2.2.3. Security: OneNet provides DDoS (Distributed Denial of Service) protections for the network and campuses it serves, along with policy coordination and guidance. OneNet and OU work together to determine OFFN security and access policy, following the general guidelines and best practices for a regional Science DMZ, and work with the OFFN connected campuses to design, configure, deploy, support and maintain campus Science DMZ best practices.
2.2.4. MANRS: OneNet is an active participant in the MANRS initiative and has committed to and implemented the MANRS recommended industry best practices and solutions in order to address the most common Internet security threats. OneNet has implemented both the compulsory and recommended actions on both the OneNet and the OFFN network routing infrastructure.
2.3. OFFN Statewide
In 2013, via NSF CC* funding (NSF 1341028), OFFN was established as a separate high performance research and education network that leverages OneNet networking investments and facilities, connecting higher education CI facilities within Oklahoma at 10 to 100 Gbps. Since 2014, OFFN has provided connected institutions with a statewide Science DMZ, allowing researchers across Oklahoma to connect reliably to high performance network-based resources statewide, regionally, nationally and internationally. OFFN has been expanded four times, in 2017, 2019, 2020 and 2021, currently connecting/soon to connect 20 campuses of 18 institutions statewide (see Fig. 2).
2.3.1. OFFN Across Oklahoma: OFFN reaches/is funded to reach 20 campuses/18 institutions statewide. PhD-granting: OU, Oklahoma State U, U Tulsa. Non-PhD-granting: U Central Oklahoma, Langston U (Oklahoma’s only Historically Black College/University), Cameron U, East Central U, Rogers State U, Northeastern State U (Minority Serving Institution), Southeastern Oklahoma State U (MSI), Southwestern Oklahoma State U, Oral Roberts U, Oklahoma Christian U, U Science & Arts of Oklahoma, Oklahoma City U, OSU Institute of Technology, OSU-Oklahoma City. Community College: Redlands CC.
2.3.2. Clusters at Other Institutions: Cluster supercomputers are provided not only by OU but also by: Oklahoma State U; U Tulsa; U Central Oklahoma; Langston U (Oklahoma’s only Historically Black College/University and one of the few non-PhD-granting HBCU’s with an HPC center); Oral Roberts U.

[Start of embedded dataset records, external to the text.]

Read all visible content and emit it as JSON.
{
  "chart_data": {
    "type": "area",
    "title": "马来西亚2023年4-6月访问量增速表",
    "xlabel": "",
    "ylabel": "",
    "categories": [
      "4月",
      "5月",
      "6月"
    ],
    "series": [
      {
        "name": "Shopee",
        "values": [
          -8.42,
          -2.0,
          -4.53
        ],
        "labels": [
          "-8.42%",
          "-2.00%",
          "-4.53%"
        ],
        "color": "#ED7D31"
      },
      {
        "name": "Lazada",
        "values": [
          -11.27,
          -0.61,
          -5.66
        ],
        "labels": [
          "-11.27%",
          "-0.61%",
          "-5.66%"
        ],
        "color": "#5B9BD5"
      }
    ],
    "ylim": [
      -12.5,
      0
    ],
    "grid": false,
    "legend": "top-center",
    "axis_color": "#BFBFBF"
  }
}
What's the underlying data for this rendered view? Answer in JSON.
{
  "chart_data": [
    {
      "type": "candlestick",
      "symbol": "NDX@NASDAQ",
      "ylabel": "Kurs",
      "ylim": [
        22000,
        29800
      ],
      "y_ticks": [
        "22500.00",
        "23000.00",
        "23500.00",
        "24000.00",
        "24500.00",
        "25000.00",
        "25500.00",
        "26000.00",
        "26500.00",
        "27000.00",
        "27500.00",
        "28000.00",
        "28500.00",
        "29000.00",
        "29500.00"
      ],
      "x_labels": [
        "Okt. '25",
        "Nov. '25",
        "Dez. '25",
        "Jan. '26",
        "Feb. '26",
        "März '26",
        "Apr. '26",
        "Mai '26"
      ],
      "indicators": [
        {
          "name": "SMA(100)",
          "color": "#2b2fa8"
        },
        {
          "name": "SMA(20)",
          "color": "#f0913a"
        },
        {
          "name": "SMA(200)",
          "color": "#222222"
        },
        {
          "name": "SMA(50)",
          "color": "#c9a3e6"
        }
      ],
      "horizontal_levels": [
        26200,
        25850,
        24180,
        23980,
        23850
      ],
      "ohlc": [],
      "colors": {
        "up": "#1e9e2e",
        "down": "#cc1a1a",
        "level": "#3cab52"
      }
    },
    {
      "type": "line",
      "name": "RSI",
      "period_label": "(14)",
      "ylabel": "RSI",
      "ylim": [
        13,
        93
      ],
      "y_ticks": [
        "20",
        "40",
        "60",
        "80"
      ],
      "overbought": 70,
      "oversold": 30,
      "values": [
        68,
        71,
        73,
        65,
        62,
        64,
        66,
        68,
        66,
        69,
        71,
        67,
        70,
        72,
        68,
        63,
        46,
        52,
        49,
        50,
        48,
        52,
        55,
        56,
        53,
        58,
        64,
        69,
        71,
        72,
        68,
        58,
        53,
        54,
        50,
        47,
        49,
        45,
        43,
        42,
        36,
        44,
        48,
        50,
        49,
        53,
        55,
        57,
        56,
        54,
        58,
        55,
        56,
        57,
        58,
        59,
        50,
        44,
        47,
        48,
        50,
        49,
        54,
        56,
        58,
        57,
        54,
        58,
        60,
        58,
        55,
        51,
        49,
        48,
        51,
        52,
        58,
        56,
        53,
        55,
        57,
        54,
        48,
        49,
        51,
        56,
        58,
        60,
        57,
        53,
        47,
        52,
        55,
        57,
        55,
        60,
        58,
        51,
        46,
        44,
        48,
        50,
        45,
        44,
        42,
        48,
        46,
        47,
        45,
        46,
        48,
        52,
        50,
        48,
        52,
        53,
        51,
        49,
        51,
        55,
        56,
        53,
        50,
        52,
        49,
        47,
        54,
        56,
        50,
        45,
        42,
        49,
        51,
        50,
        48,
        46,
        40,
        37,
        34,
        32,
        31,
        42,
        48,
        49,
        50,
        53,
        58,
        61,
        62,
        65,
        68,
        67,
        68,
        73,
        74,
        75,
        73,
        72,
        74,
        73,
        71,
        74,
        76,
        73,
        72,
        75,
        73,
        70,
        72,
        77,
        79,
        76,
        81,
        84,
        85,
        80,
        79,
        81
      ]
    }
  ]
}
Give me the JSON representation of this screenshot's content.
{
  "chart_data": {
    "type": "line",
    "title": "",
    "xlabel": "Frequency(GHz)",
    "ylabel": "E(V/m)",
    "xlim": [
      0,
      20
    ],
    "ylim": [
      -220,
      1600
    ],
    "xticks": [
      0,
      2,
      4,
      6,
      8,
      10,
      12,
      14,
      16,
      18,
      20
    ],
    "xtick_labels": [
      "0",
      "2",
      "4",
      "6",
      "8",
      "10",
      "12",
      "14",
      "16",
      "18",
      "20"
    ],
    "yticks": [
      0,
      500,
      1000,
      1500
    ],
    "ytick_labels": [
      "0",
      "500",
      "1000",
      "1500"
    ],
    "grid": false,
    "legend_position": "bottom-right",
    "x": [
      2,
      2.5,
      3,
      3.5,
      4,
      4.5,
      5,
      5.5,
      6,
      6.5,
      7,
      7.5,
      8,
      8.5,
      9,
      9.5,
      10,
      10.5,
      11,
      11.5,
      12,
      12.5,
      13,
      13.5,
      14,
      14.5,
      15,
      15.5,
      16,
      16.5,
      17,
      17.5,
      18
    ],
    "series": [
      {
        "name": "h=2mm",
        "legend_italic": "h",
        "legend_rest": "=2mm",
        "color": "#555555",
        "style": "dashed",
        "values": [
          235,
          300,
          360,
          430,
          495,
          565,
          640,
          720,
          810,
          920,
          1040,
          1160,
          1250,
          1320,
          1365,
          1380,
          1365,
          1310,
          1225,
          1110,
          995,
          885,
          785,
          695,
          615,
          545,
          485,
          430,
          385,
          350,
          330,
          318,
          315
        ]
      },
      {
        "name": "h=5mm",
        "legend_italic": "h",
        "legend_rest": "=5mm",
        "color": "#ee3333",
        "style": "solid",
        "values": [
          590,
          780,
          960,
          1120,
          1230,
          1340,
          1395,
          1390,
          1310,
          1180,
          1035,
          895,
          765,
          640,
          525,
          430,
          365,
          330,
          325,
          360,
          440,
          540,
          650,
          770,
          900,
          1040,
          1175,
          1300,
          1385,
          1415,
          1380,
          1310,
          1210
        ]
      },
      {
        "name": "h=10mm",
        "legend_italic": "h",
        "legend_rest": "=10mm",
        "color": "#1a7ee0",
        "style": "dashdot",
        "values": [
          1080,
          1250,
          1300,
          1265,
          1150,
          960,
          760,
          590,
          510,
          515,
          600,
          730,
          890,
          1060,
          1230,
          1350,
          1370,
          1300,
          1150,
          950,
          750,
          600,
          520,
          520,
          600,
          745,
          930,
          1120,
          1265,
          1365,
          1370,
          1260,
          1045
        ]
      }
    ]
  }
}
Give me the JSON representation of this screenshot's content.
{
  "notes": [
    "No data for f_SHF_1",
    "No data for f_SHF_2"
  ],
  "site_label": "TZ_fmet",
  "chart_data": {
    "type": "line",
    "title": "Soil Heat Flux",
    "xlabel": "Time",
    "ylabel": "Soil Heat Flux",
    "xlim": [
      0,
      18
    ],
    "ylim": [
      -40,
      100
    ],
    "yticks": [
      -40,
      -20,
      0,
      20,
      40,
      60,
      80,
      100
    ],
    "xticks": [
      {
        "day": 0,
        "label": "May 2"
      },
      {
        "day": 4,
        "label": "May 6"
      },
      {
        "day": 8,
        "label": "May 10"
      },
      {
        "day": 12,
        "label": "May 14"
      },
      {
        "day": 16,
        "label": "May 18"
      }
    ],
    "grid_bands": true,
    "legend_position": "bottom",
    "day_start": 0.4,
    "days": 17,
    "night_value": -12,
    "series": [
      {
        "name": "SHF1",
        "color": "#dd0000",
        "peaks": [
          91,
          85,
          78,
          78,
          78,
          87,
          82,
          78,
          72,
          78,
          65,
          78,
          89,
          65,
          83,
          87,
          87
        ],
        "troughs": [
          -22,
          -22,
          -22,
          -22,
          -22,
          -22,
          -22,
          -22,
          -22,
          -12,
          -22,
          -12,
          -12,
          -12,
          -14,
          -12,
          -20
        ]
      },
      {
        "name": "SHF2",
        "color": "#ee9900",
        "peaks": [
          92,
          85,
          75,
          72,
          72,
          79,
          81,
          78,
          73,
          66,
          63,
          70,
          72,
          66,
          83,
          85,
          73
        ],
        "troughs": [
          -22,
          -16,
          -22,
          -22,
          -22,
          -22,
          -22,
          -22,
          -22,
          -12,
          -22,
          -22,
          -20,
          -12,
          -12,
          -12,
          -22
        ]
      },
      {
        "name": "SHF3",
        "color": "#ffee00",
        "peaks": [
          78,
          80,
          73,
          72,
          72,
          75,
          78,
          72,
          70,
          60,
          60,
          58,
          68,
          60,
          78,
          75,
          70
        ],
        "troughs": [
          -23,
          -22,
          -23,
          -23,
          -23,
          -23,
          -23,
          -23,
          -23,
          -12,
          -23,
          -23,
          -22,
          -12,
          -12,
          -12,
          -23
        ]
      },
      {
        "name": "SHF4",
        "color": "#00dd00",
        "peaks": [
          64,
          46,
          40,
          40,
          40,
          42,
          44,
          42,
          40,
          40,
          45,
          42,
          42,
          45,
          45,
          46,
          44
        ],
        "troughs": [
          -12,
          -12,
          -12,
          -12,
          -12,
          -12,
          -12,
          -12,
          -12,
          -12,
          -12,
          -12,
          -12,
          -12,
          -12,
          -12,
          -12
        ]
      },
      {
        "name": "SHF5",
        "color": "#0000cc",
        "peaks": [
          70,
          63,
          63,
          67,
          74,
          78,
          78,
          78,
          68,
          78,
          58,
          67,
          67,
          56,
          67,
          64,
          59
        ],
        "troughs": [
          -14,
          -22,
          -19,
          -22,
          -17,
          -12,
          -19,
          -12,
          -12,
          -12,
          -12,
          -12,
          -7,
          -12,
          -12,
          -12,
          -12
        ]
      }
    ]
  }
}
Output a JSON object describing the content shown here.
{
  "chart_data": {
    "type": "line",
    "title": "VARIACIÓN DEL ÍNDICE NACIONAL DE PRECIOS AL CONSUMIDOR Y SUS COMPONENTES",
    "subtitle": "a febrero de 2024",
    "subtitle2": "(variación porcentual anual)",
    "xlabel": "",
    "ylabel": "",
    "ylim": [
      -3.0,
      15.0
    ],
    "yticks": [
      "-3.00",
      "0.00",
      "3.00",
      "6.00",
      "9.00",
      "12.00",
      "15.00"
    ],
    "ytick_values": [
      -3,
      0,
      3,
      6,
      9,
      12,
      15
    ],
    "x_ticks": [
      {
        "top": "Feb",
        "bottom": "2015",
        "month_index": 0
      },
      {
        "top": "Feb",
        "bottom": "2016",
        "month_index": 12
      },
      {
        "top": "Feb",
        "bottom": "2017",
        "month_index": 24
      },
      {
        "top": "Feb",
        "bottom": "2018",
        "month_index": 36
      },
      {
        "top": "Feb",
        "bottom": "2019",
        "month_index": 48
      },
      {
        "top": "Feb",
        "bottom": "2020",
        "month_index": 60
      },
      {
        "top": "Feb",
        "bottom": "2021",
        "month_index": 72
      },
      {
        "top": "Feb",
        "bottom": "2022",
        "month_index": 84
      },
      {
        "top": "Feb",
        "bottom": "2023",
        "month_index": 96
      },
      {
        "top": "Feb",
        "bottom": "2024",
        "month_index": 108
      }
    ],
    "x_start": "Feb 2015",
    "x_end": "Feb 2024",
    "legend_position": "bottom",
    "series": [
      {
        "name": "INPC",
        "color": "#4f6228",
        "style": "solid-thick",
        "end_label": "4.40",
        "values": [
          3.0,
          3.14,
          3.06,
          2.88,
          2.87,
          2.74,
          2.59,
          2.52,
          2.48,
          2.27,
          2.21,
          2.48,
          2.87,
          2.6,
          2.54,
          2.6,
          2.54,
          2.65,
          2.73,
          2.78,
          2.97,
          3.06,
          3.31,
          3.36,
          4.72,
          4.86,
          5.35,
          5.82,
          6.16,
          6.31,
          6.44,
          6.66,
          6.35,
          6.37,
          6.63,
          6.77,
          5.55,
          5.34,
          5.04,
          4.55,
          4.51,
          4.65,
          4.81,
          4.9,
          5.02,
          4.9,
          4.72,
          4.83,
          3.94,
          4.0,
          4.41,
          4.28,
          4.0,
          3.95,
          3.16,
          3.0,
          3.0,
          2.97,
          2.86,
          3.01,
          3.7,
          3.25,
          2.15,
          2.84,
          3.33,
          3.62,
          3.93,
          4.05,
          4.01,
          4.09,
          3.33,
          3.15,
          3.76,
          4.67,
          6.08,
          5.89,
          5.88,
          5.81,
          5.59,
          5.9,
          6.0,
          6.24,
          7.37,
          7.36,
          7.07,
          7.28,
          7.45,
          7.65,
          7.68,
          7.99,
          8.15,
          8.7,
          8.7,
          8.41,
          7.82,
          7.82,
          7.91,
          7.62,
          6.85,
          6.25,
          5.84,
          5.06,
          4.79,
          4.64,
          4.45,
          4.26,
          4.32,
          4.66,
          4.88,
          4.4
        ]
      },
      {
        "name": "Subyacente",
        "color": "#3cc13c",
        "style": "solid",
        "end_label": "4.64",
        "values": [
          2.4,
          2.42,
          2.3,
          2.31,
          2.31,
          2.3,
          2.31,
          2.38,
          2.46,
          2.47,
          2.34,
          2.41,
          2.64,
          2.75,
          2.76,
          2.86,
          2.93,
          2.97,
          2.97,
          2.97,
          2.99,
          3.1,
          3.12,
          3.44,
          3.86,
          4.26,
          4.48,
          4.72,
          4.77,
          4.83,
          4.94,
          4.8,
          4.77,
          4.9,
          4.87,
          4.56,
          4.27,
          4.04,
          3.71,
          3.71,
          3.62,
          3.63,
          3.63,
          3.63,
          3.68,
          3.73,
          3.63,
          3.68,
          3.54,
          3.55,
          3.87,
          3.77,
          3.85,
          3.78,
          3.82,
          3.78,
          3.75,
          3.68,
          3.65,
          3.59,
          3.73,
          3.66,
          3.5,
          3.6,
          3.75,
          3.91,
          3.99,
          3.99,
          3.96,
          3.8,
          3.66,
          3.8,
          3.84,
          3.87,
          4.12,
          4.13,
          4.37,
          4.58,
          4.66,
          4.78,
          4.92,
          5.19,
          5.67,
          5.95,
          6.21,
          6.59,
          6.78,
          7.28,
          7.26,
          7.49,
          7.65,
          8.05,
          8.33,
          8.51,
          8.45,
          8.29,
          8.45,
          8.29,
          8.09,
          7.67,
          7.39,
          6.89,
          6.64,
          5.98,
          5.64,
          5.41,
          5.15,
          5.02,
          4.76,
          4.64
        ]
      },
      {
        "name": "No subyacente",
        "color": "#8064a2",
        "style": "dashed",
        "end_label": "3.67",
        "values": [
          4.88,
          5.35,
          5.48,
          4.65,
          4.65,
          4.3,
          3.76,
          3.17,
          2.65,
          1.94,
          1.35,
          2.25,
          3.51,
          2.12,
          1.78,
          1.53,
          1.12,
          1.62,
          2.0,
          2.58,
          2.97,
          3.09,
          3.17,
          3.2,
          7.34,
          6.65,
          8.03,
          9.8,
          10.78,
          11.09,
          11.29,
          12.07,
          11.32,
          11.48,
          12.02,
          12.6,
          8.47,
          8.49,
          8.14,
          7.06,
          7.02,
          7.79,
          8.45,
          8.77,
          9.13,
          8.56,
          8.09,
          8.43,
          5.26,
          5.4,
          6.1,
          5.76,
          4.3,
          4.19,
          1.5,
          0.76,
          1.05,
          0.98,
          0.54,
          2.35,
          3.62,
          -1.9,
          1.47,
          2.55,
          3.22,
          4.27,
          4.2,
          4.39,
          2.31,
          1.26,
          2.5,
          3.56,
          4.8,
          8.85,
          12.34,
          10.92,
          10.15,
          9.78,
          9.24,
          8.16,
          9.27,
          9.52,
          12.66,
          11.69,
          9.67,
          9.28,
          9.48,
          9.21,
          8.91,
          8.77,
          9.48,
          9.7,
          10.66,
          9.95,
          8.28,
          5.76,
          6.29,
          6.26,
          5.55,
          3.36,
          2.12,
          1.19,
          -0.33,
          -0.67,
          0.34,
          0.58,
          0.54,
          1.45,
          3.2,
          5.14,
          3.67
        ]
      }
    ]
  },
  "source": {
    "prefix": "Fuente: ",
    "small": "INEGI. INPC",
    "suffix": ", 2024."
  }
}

2.3.3. Statewide OFFN Sustainability: Each participating campus is committed to sustaining OFFN beyond the life of the award that the campus participates in. OneNet is committed to sustaining this project beyond the lifetime of these awards, and the project is fully supported by the Chancellor of the Oklahoma State Regents for Higher Education (OneNet’s parent organization).
2.3.4. OFFN Grants: (1) “OneOklahoma Friction Free Network,” $500K. (2) “CC*IIE Engineer: A Model for Advanced Cyberinfrastructure Research and Education Facilitators,” $400K. (3) “Multiple Organization Regional OneOklahoma Friction Free Network,” $334K. (4) “Extended Vital Education Reach Multiple Organization Regional OneOklahoma Friction Free Network,” $500K. (5) “Small Institution Multiple Organization Regional OneOklahoma Friction Free Network,” $232K. (6) “Extended Small Institution - Multiple Organization Regional - OneOklahoma Friction Free Network,” $415K.